Es war also klar erkennbarer Wille des Gesetzgebers, die "objektive Gebotenheit" eines Steuerklassenwechsels zwischen Ehegatten zu überprüfen. Unter Geltung des § 113 Abs 2 AFG hatte sich die Praxis so entwickelt, dass bei jedem Steuerklassenwechsel von Ehegatten eine Zweckmäßigkeitsprüfung seitens der Bundesanstalt (jetzt: Bundesagentur) für Arbeit (BA) zu erfolgen hatte.

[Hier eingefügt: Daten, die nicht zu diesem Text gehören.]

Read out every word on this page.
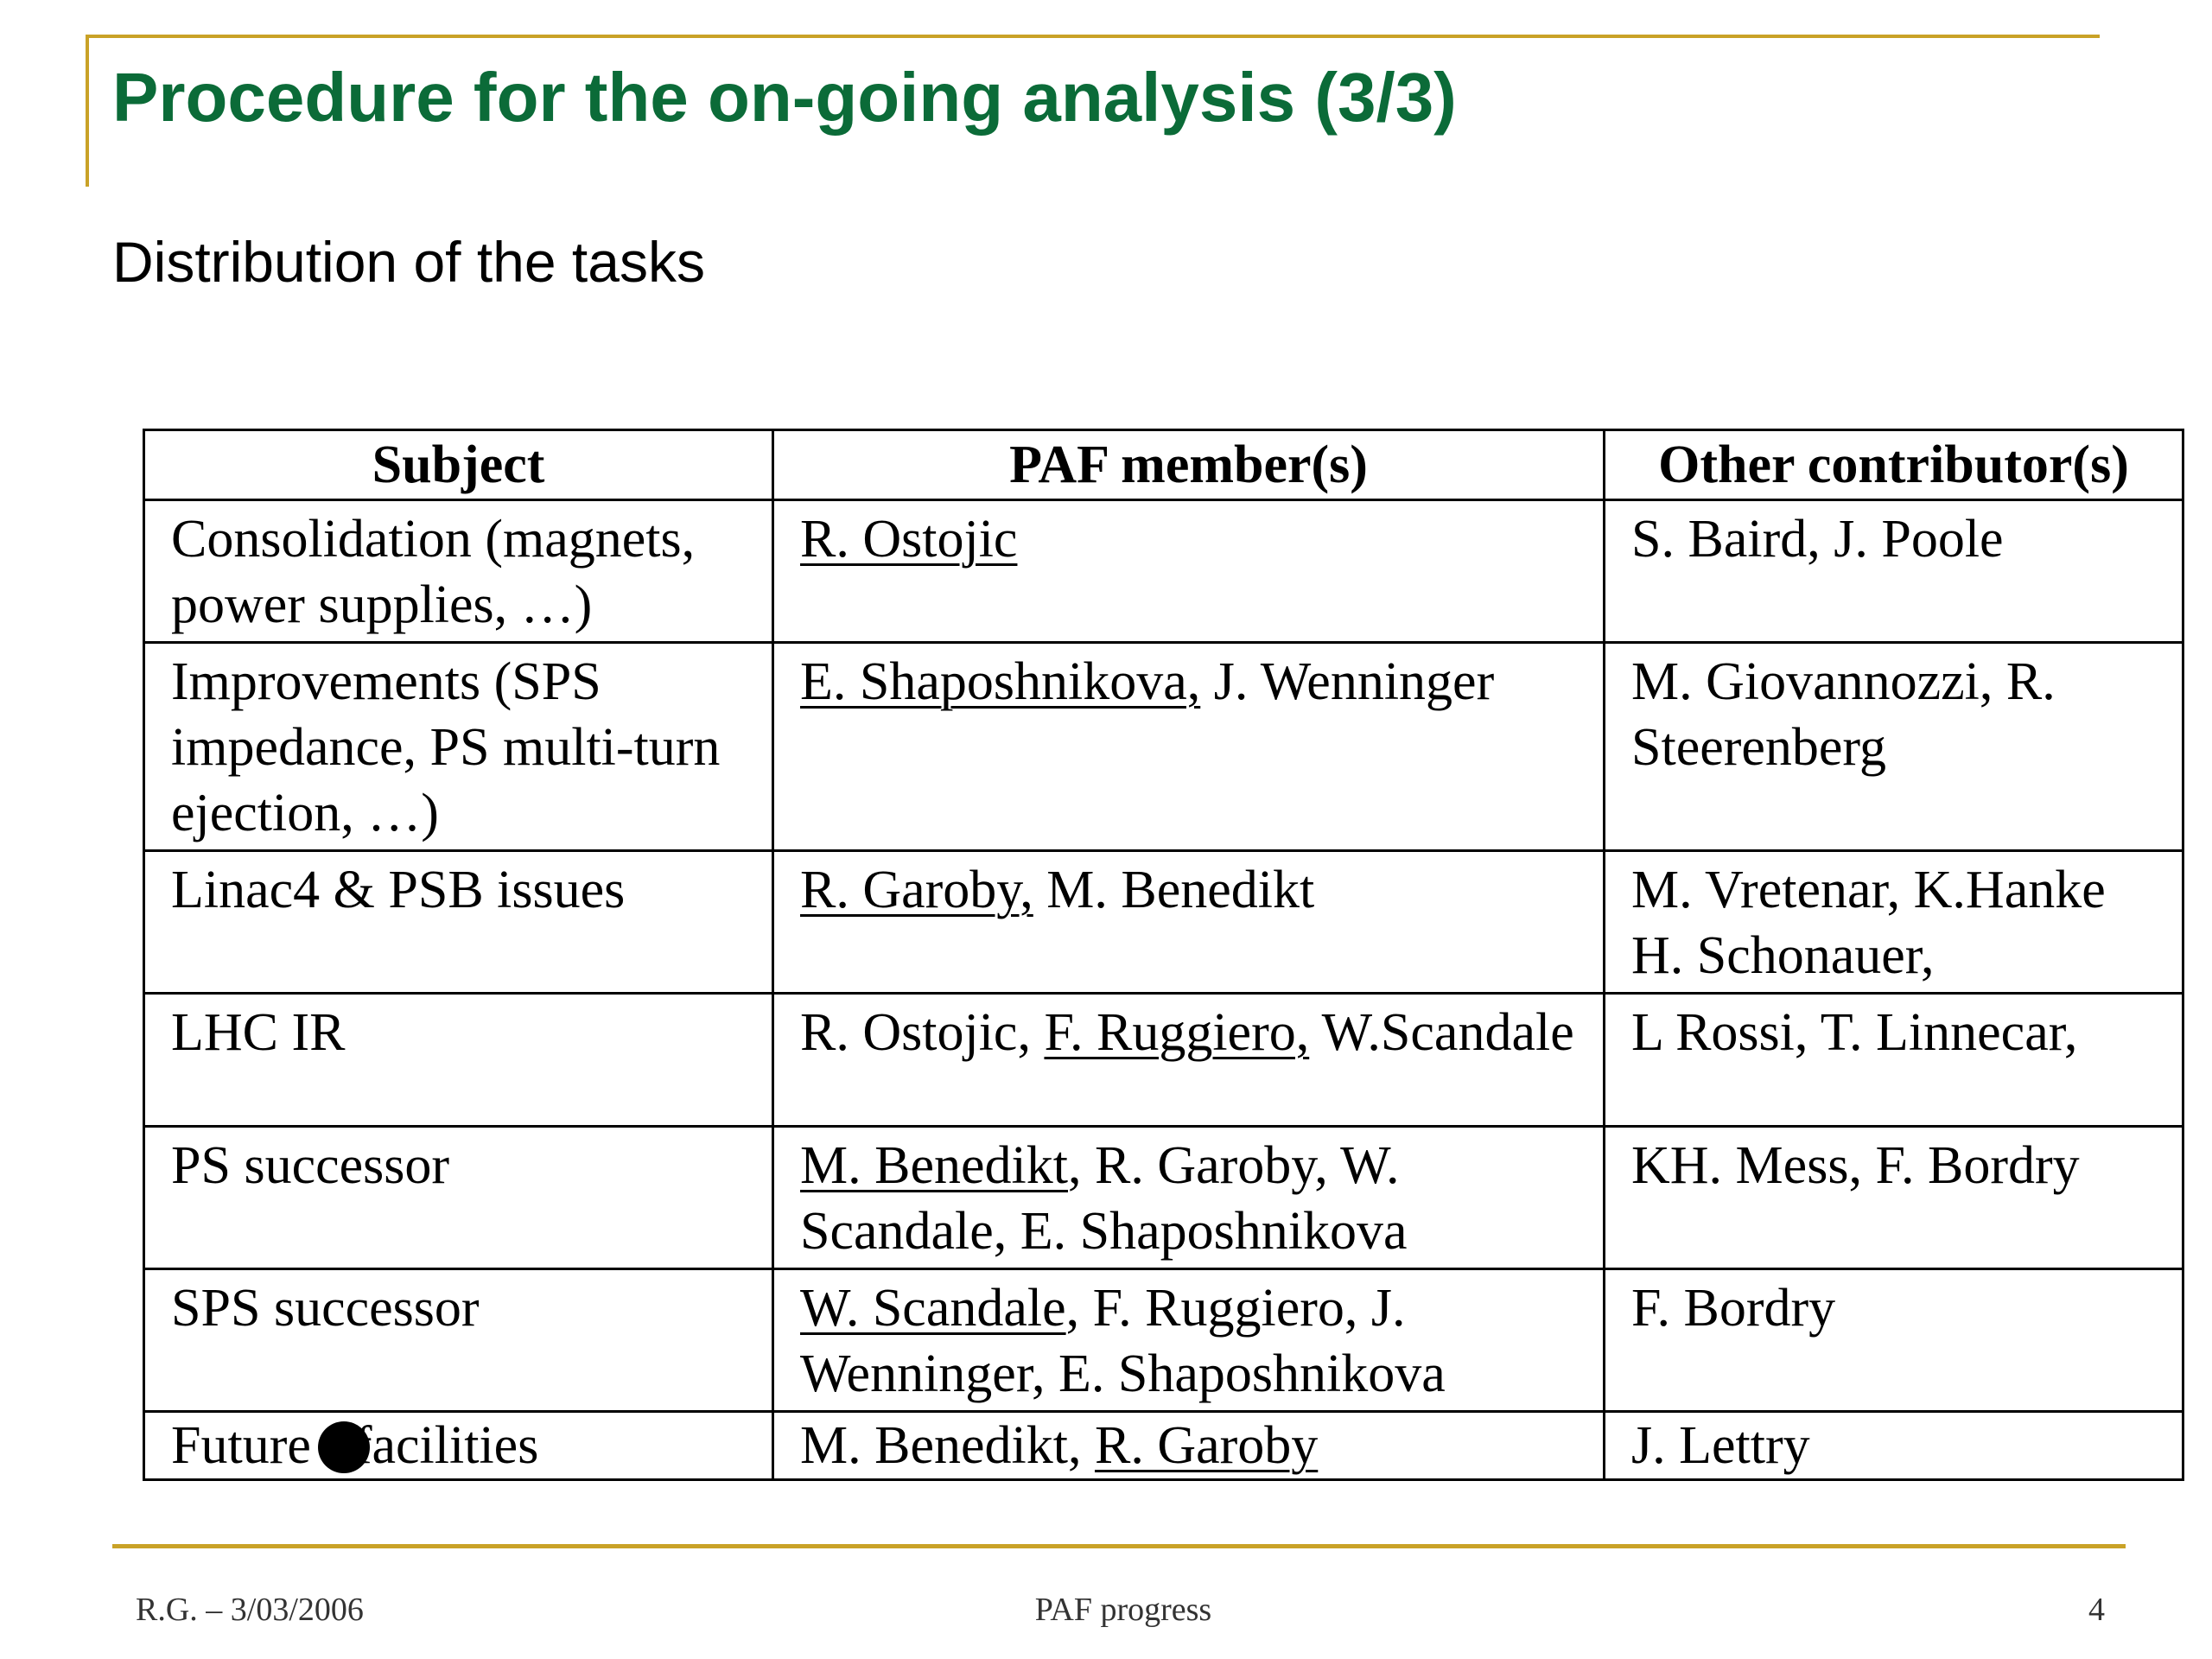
Procedure for the on-going analysis (3/3)

Distribution of the tasks

Subject	PAF member(s)	Other contributor(s)
Consolidation (magnets, power supplies, …)	R. Ostojic	S. Baird, J. Poole
Improvements (SPS impedance, PS multi-turn ejection, …)	E. Shaposhnikova, J. Wenninger	M. Giovannozzi, R. Steerenberg
Linac4 & PSB issues	R. Garoby, M. Benedikt	M. Vretenar, K.Hanke H. Schonauer,
LHC IR	R. Ostojic, F. Ruggiero, W.Scandale	L Rossi, T. Linnecar,
PS successor	M. Benedikt, R. Garoby, W. Scandale, E. Shaposhnikova	KH. Mess, F. Bordry
SPS successor	W. Scandale, F. Ruggiero, J. Wenninger, E. Shaposhnikova	F. Bordry
Future facilities	M. Benedikt, R. Garoby	J. Lettry

R.G. – 3/03/2006	PAF progress	4
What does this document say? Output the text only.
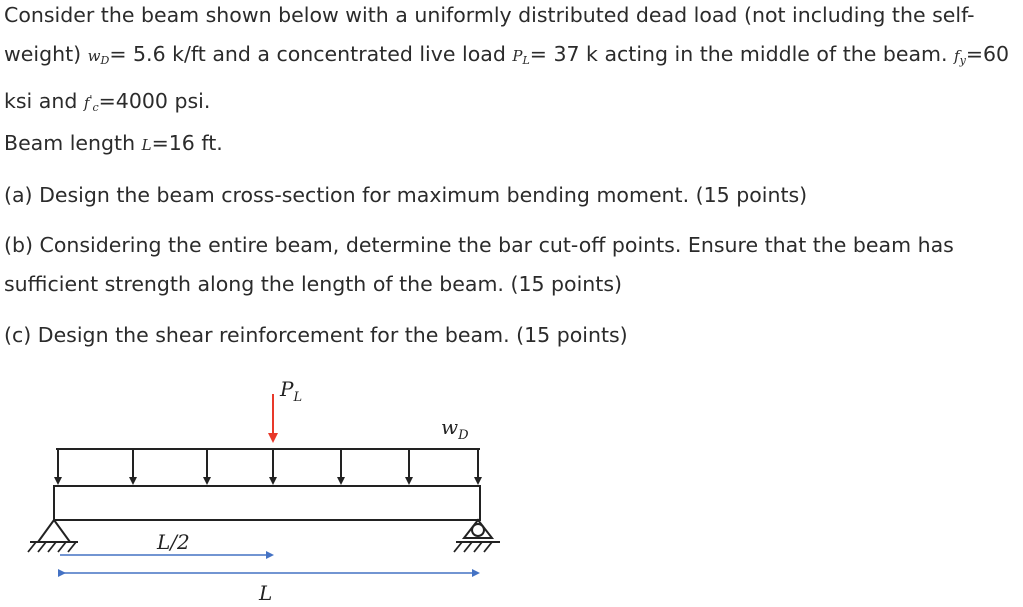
Consider the beam shown below with a uniformly distributed dead load (not including the self-
weight) $w_D= 5.6$ k/ft and a concentrated live load $P_L= 37$ k acting in the middle of the beam. $f_y=60$
ksi and $f'_c=4000$ psi.

Beam length L=16 ft.

(a) Design the beam cross-section for maximum bending moment. (15 points)

(b) Considering the entire beam, determine the bar cut-off points. Ensure that the beam has
sufficient strength along the length of the beam. (15 points)

(c) Design the shear reinforcement for the beam. (15 points)

$P_L$
$w_D$
L/2
L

Bezogen zu dem Zeitpunkt, zu dem der Steuerklassenwechsel wirksam wurde, beide Ehegatten Arbeitsentgelte, so war eine steuerrechtliche Zweckmäßigkeitsprüfung vorzunehmen; bezog ein Ehegatte oder bezogen beide zu diesem Zeitpunkt Entgeltersatzleistungen, so war eine fiktive steuerrechtliche Zweckmäßigkeitsprüfung unter Berücksichtigung des Arbeitsentgelts erforderlich, das vor dem Bezug der Entgeltersatzleistung verdient worden war (arbeitsförderungsrechtliche Tunlichkeitsprüfung). Die von Ehepartnern geänderten Lohnsteuerklassen wurden jeweils arbeitsförderungsrechtlich zu Grunde gelegt, wenn die neu eingetragenen Lohnsteuerklassen "den geringsten gemeinsamen Lohnsteuerabzug zur Folge haben" (so Urteil des Senats vom 11. Februar 1988, BSG SozR 4100 § 113 Nr 7, S 44; Zusammenfassung der Rspr des BSG zu § 113 Abs 2 AFG in dem Urteil des Senats vom 4. September 2001 - BSGE 88, 299, 302 f). Das Arbeitsamt war unter Geltung des § 113 Abs 2 AFG bei einem Steuerklassenwechsel immer verpflichtet, die materielle Richtigkeit der Steuerklassenwahl im Einzelnen zu überprüfen und auch das Alg nach dem Ergebnis dieser Prüfung zu berechnen (vgl auch BSG SozR 4100 § 113 Nr 11, S 64 f). Im hier zu entscheidenden Fall hätte der Kläger also unter Geltung des § 113 Abs 2 AFG weiterhin Alg nach Leistungsgruppe C beziehen können, weil angesichts der Einkünfte seiner Ehefrau aus abhängiger Beschäftigung die Lohnsteuerklassenkombination III (Kläger)/V (Ehefrau) materiell (angesichts der Einkommensverhältnisse: aktuelles Arbeitsentgelt der Ehefrau, Arbeitsentgelt des Klägers vor dem Alg-Bezug) die richtige war. § 113 Abs 2 AFG erlaubte es mithin, dass die Ehefrau des Klägers Steuern nach Lohnsteuerklasse III bezahlt hätte, während der Kläger Alg ebenfalls unter Zugrundelegung von Lohnsteuerklasse III erhalten konnte.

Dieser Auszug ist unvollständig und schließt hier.